Les forces de l’ordre ont mis en place des barrages routiers dans la zone de Kempton Park, située dans la municipalité d’Ekurhuleni.
Trois corps partiellement dénudés y ont été retrouvés ces derniers jours. Dans cette même municipalité, six autres corps avaient été découverts en l’espace d’une semaine. A ce jour, les autorités n’ont identifié que deux des victimes. Une enquête a été ouverte pour faire toute la lumière sur ces meurtres. La police n’a pas encore établi si ces actes ont été commis par un tueur isolé ou par plusieurs individus, lançant un appel à témoins.

Pour le président Cyril RAMAPHOSA, ces incidents suscitent la peur et l’inquiétude au sein des communautés, en particulier chez les femmes.
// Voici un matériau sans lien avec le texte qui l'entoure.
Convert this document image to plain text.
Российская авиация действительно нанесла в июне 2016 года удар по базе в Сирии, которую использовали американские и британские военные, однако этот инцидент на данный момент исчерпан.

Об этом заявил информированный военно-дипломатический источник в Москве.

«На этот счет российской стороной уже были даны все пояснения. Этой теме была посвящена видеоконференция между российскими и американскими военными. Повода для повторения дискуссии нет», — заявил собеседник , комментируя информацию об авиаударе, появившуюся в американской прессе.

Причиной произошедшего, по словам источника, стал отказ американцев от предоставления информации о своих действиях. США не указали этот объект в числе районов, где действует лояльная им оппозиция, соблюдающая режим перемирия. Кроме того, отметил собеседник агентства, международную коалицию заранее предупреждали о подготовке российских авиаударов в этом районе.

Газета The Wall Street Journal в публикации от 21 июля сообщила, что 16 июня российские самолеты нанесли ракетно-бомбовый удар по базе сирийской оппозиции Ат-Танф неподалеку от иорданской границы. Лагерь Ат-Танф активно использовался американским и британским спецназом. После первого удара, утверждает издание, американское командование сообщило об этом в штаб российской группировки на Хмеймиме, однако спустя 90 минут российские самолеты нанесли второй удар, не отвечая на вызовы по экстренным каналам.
Le chef de l’Etat sud-africain a promis de ne ménager aucun effort pour élucider ces crimes.
Ces meurtres en série ravivent les préoccupations sur les violences faites aux femmes en Afrique du Sud. Selon les Nations unies, une femme sur trois subit des violences physiques ou sexuelles au cours de sa vie.
« Cette série n’est que le rappel, horrible, du fait que les femmes en Afrique du Sud ne sont pas en sécurité », a souligné Amnesty International.